Les études antérieures qui ont étudié la force nordique chez les joueurs blessés et non blessés ont eu tendance à étudier les blessures unilatérales uniques aux ischio-jambiers survenues dans les 12 (Opar, Willams, et al., 2015 ; Ribeiro-Alvares et al., 2021 ; Roe, Malone, et al., 2018 ; Vicens-Bordas et al., 2020) ou 18 mois précédents (Timmins et al., 2015). Cependant, on pourrait s'attendre à ce que l'effet d'une blessure aux ischio-jambiers sur la force nordique dépende de facteurs tels que le nombre d'épisodes de blessure antérieurs, la récence de la blessure et la gravité de la blessure.

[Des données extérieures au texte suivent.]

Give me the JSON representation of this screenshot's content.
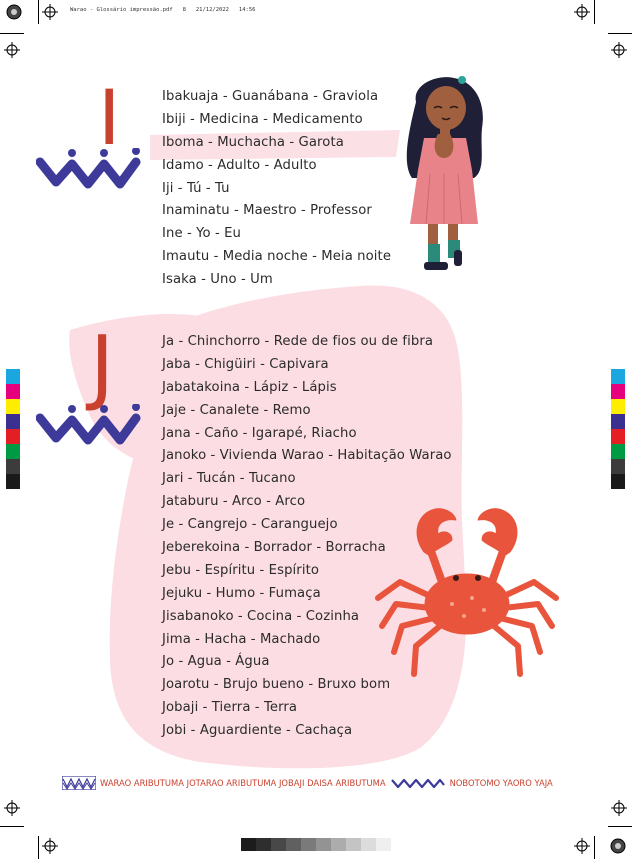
{
  "print_header": {
    "filename": "Warao - Glossário impressão.pdf",
    "page": "8",
    "date": "21/12/2022",
    "time": "14:56"
  },
  "sections": [
    {
      "letter": "I",
      "entries": [
        "Ibakuaja - Guanábana - Graviola",
        "Ibiji - Medicina - Medicamento",
        "Iboma - Muchacha - Garota",
        "Idamo - Adulto - Adulto",
        "Iji - Tú - Tu",
        "Inaminatu - Maestro - Professor",
        "Ine - Yo - Eu",
        "Imautu - Media noche - Meia noite",
        "Isaka - Uno - Um"
      ]
    },
    {
      "letter": "J",
      "entries": [
        "Ja - Chinchorro - Rede de fios ou de fibra",
        "Jaba - Chigüiri - Capivara",
        "Jabatakoina - Lápiz - Lápis",
        "Jaje - Canalete - Remo",
        "Jana - Caño - Igarapé, Riacho",
        "Janoko - Vivienda Warao - Habitação Warao",
        "Jari - Tucán - Tucano",
        "Jataburu - Arco - Arco",
        "Je - Cangrejo - Caranguejo",
        "Jeberekoina - Borrador - Borracha",
        "Jebu - Espíritu - Espírito",
        "Jejuku - Humo - Fumaça",
        "Jisabanoko - Cocina - Cozinha",
        "Jima - Hacha - Machado",
        "Jo - Agua - Água",
        "Joarotu - Brujo bueno - Bruxo bom",
        "Jobaji - Tierra - Terra",
        "Jobi - Aguardiente - Cachaça"
      ]
    }
  ],
  "footer": {
    "left_text": "WARAO ARIBUTUMA JOTARAO ARIBUTUMA JOBAJI DAISA ARIBUTUMA",
    "right_text": "NOBOTOMO YAORO YAJA"
  },
  "colors": {
    "accent_red": "#c9412e",
    "pattern_purple": "#3d3a9a",
    "blob_pink": "#fbdde3",
    "crab": "#e8553c"
  },
  "print_colorbar": [
    "#1aa7e0",
    "#e6007e",
    "#ffed00",
    "#3b2f8f",
    "#e31e24",
    "#009a44",
    "#3c3c3c",
    "#1a1a1a"
  ],
  "print_graybar": [
    "#1c1c1c",
    "#2e2e2e",
    "#484848",
    "#606060",
    "#7a7a7a",
    "#939393",
    "#acacac",
    "#c4c4c4",
    "#dcdcdc",
    "#efefef"
  ]
}
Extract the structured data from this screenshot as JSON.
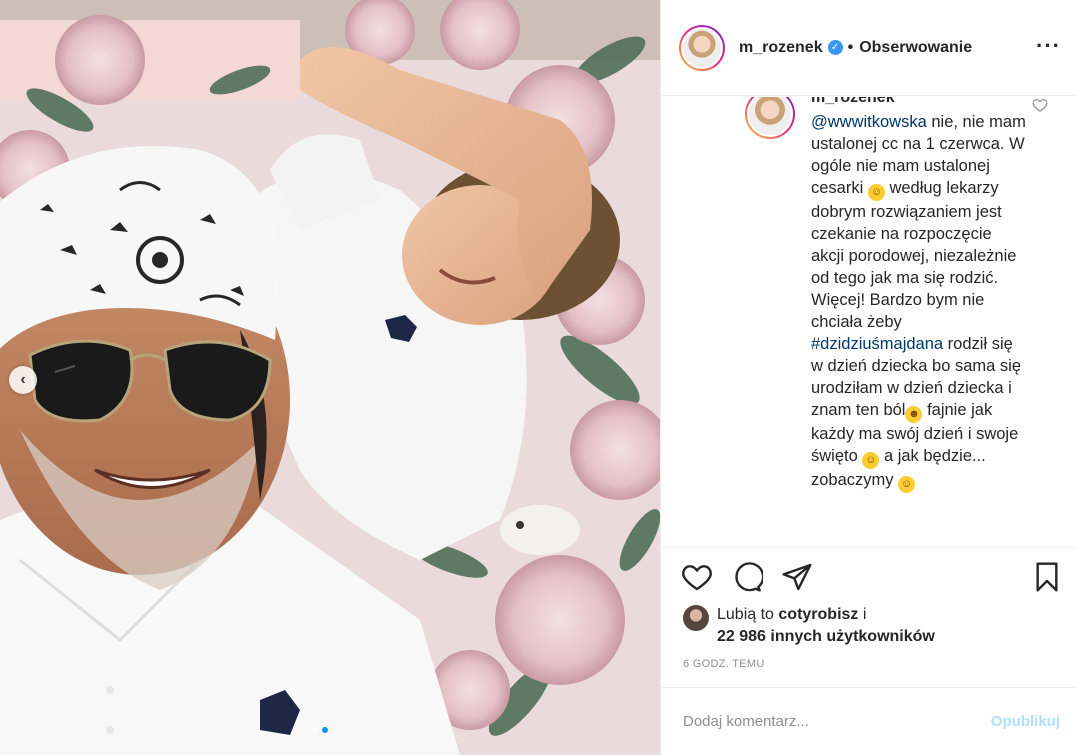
{
  "post": {
    "username": "m_rozenek",
    "follow_label": "Obserwowanie",
    "separator": "•",
    "more_icon": "more-options-icon",
    "verified_icon": "verified-badge-icon"
  },
  "comment": {
    "username": "m_rozenek",
    "mention": "@wwwitkowska",
    "text_1": " nie, nie mam ustalonej cc na 1 czerwca. W ogóle nie mam ustalonej cesarki ",
    "text_2": " według lekarzy dobrym rozwiązaniem jest czekanie na rozpoczęcie akcji porodowej, niezależnie od tego jak ma się rodzić. Więcej! Bardzo bym nie chciała żeby ",
    "hashtag": "#dzidziuśmajdana",
    "text_3": " rodził się w dzień dziecka bo sama się urodziłam w dzień dziecka i znam ten ból",
    "text_4": " fajnie jak każdy ma swój dzień i swoje święto ",
    "text_5": " a jak będzie... zobaczymy "
  },
  "actions": {
    "like_icon": "heart-icon",
    "comment_icon": "comment-icon",
    "share_icon": "share-icon",
    "save_icon": "bookmark-icon"
  },
  "likes": {
    "prefix": "Lubią to ",
    "first_user": "cotyrobisz",
    "joiner": " i",
    "count_text": "22 986 innych użytkowników"
  },
  "timestamp": "6 GODZ. TEMU",
  "add_comment": {
    "placeholder": "Dodaj komentarz...",
    "publish_label": "Opublikuj"
  },
  "carousel": {
    "prev_icon": "chevron-left-icon",
    "slides": 2,
    "active_slide": 2
  },
  "colors": {
    "accent": "#0095f6",
    "link": "#00376b",
    "verified": "#3897f0",
    "publish_disabled": "#b2dffc",
    "muted": "#8e8e8e"
  }
}
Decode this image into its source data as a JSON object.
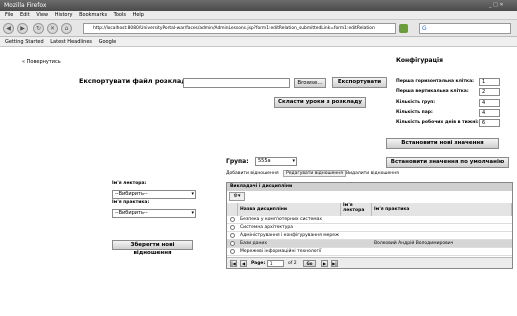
{
  "window": {
    "title": "Mozilla Firefox"
  },
  "menu": [
    "File",
    "Edit",
    "View",
    "History",
    "Bookmarks",
    "Tools",
    "Help"
  ],
  "address": {
    "url": "http://localhost:8080/UniversityPortal-war/faces/admin/AdminLessons.jsp?form1:editRelation_submittedLink=form1:editRelation"
  },
  "bookmarks": [
    "Getting Started",
    "Latest Headlines",
    "Google"
  ],
  "back_link": "« Повернутись",
  "export": {
    "label": "Експортувати файл розкладу:",
    "browse": "Browse...",
    "export_button": "Експортувати",
    "compose_button": "Скласти уроки з розкладу"
  },
  "config": {
    "title": "Конфігурація",
    "fields": [
      {
        "label": "Перша горизонтальна клітка:",
        "value": "1"
      },
      {
        "label": "Перша вертикальна клітка:",
        "value": "2"
      },
      {
        "label": "Кількість груп:",
        "value": "4"
      },
      {
        "label": "Кількість пар:",
        "value": "4"
      },
      {
        "label": "Кількість робочих днів в тижні:",
        "value": "6"
      }
    ],
    "set_button": "Встановити нові значення",
    "default_button": "Встановити значення по умолчанію"
  },
  "group": {
    "label": "Група:",
    "value": "555а",
    "tabs": [
      "Добавити відношення",
      "Редагувати відношення",
      "Видалити відношення"
    ]
  },
  "left_form": {
    "lecturer_label": "Ім'я лектора:",
    "lecturer_value": "--Вибирить--",
    "practice_label": "Ім'я практика:",
    "practice_value": "--Вибирить--",
    "save_button": "Зберегти нові відношення"
  },
  "table": {
    "caption": "Викладачі і дисципліни",
    "columns": [
      "Назва дисципліни",
      "Ім'я лектора",
      "Ім'я практика"
    ],
    "rows": [
      {
        "name": "Безпека у комп'ютерних системах",
        "lecturer": "",
        "practice": ""
      },
      {
        "name": "Системна архітектура",
        "lecturer": "",
        "practice": ""
      },
      {
        "name": "Адміністрування і конфігурування мереж",
        "lecturer": "",
        "practice": ""
      },
      {
        "name": "Бази даних",
        "lecturer": "",
        "practice": "Волковий Андрій Володимирович"
      },
      {
        "name": "Мережеві інформаційні технології",
        "lecturer": "",
        "practice": ""
      }
    ],
    "pager": {
      "page_label": "Page:",
      "page": "1",
      "of": "of 2",
      "go": "Go"
    }
  }
}
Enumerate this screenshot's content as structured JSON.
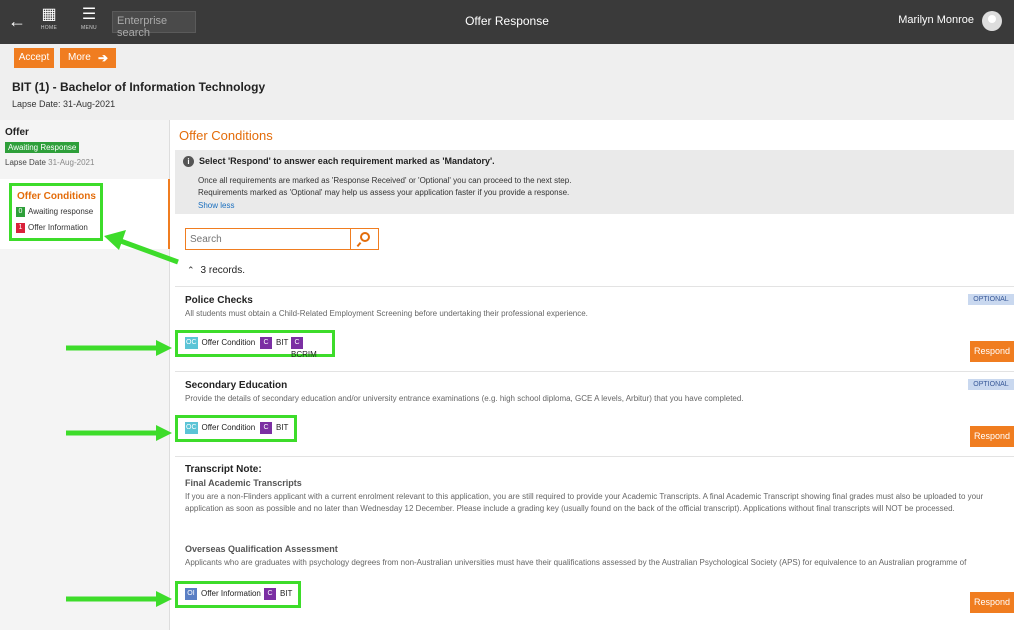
{
  "topbar": {
    "back_glyph": "←",
    "home_label": "HOME",
    "menu_label": "MENU",
    "search_placeholder": "Enterprise search",
    "page_title": "Offer Response",
    "user_name": "Marilyn Monroe"
  },
  "actions": {
    "accept_label": "Accept",
    "more_label": "More"
  },
  "header": {
    "program_title": "BIT (1) - Bachelor of Information Technology",
    "lapse_date": "Lapse Date: 31-Aug-2021"
  },
  "sidebar": {
    "offer_label": "Offer",
    "status_badge": "Awaiting Response",
    "lapse_label": "Lapse Date",
    "lapse_value": "31-Aug-2021",
    "conditions_title": "Offer Conditions",
    "items": [
      {
        "count": "0",
        "label": "Awaiting response",
        "color": "#2e9f3a"
      },
      {
        "count": "1",
        "label": "Offer Information",
        "color": "#d9213a"
      }
    ]
  },
  "main": {
    "title": "Offer Conditions",
    "info": {
      "heading": "Select 'Respond' to answer each requirement marked as 'Mandatory'.",
      "line1": "Once all requirements are marked as 'Response Received' or 'Optional' you can proceed to the next step.",
      "line2": "Requirements marked as 'Optional' may help us assess your application faster if you provide a response.",
      "toggle_link": "Show less"
    },
    "search_placeholder": "Search",
    "records_text": "3 records.",
    "respond_label": "Respond",
    "cards": [
      {
        "title": "Police Checks",
        "description": "All students must obtain a Child-Related Employment Screening before undertaking their professional experience.",
        "badge": "OPTIONAL",
        "tags": [
          {
            "code": "OC",
            "label": "Offer Condition"
          },
          {
            "code": "C",
            "label": "BIT"
          },
          {
            "code": "C",
            "label": "BCRIM"
          }
        ]
      },
      {
        "title": "Secondary Education",
        "description": "Provide the details of secondary education and/or university entrance examinations (e.g. high school diploma, GCE A levels, Arbitur) that you have completed.",
        "badge": "OPTIONAL",
        "tags": [
          {
            "code": "OC",
            "label": "Offer Condition"
          },
          {
            "code": "C",
            "label": "BIT"
          }
        ]
      },
      {
        "title": "Transcript Note:",
        "subtitle1": "Final Academic Transcripts",
        "description1": "If you are a non-Flinders applicant with a current enrolment relevant to this application, you are still required to provide your Academic Transcripts. A final Academic Transcript showing final grades must also be uploaded to your application as soon as possible and no later than Wednesday 12 December. Please include a grading key (usually found on the back of the official transcript). Applications without final transcripts will NOT be processed.",
        "subtitle2": "Overseas Qualification Assessment",
        "description2": "Applicants who are graduates with psychology degrees from non-Australian universities must have their qualifications assessed by the Australian Psychological Society (APS) for equivalence to an Australian programme of",
        "tags": [
          {
            "code": "OI",
            "label": "Offer Information"
          },
          {
            "code": "C",
            "label": "BIT"
          }
        ]
      }
    ]
  },
  "colors": {
    "accent": "#f07d20",
    "highlight": "#3ddc2a",
    "topbar": "#3a3a3a"
  }
}
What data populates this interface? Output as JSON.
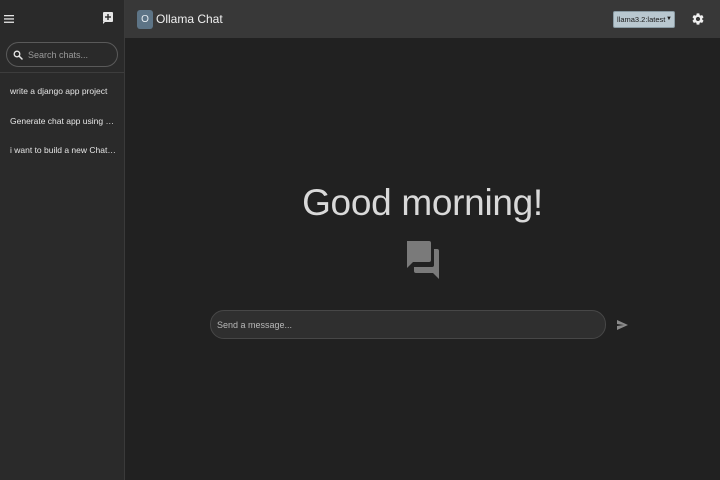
{
  "header": {
    "logo_letter": "O",
    "title": "Ollama Chat",
    "model_selected": "llama3.2:latest"
  },
  "sidebar": {
    "search": {
      "placeholder": "Search chats..."
    },
    "chats": [
      {
        "title": "write a django app project"
      },
      {
        "title": "Generate chat app using Nextjs"
      },
      {
        "title": "i want to build a new ChatGPT clone"
      }
    ]
  },
  "main": {
    "greeting": "Good morning!",
    "message_input": {
      "placeholder": "Send a message..."
    }
  },
  "icons": {
    "menu": "menu-icon",
    "new_chat": "new-chat-icon",
    "search": "search-icon",
    "settings": "gear-icon",
    "chat_bubbles": "chat-bubbles-icon",
    "send": "send-icon"
  },
  "colors": {
    "background": "#212121",
    "sidebar": "#2a2a2a",
    "topbar": "#383838",
    "logo_badge": "#5d7486",
    "model_select": "#b9c8d0",
    "text_primary": "#d9d9d9",
    "icon_muted": "#7a7a7a"
  }
}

Cette information est importante pour le clinicien, car on peut raisonnablement supposer que les joueurs souffrant de blessures multiples ou plus graves peuvent présenter une perte de force résiduelle plus importante, et donc nécessiter une rééducation plus longue et/ou plus spécialisée. À notre connaissance, aucune étude n'a examiné collectivement l'impact des différentes variables des blessures aux ischio-jambiers, c'est-à-dire le nombre d'épisodes, la récurrence de la blessure et la gravité de la blessure sur la force nordique des joueurs d'AFL. La relation étroite entre les blessures aux ischio-jambiers et les blessures ultérieures, ainsi que l'interaction possible avec la force, sont particulièrement intéressantes pour le clinicien et justifient une étude plus approfondie.
L'objectif de cette étude était de : 
  • Comparer la force nordique et l'asymétrie de force entre les joueurs d'AFL avec et sans blessure antérieure aux ischio-jambiers
  • Déterminer l'effet du nombre de blessures antérieures aux ischio-jambiers, du temps écoulé depuis la dernière blessure et de la gravité de la blessure sur la force nordique et l'asymétrie entre les membres
Nous avons émis l'hypothèse que les joueurs ayant des antécédents de blessures aux ischio-jambiers présenteraient une force nordique plus faible et une plus grande asymétrie entre les membres que les joueurs non blessés, et que ces déficits seraient augmentés chez les joueurs ayant des blessures aux ischio-jambiers plus récentes et plus graves.

Méthodes

 Participants

124 joueurs de l'AFL ont été recrutés dans trois clubs. En raison de l'impact potentiel d'une blessure orthopédique à la région lombo-pelvienne ou aux membres inférieurs, ou d'un antécédent de blessure aux tissus mous des membres inférieurs, hormis une blessure aux ischio-jambiers, sur la force nordique, tout joueur ayant signalé une blessure de ce type a été exclu de l'étude. L'étude a été approuvée par le comité d'éthique de la recherche humaine de l'institut concerné et tous les participants ont fourni un consentement éclairé écrit avant de participer à l'étude.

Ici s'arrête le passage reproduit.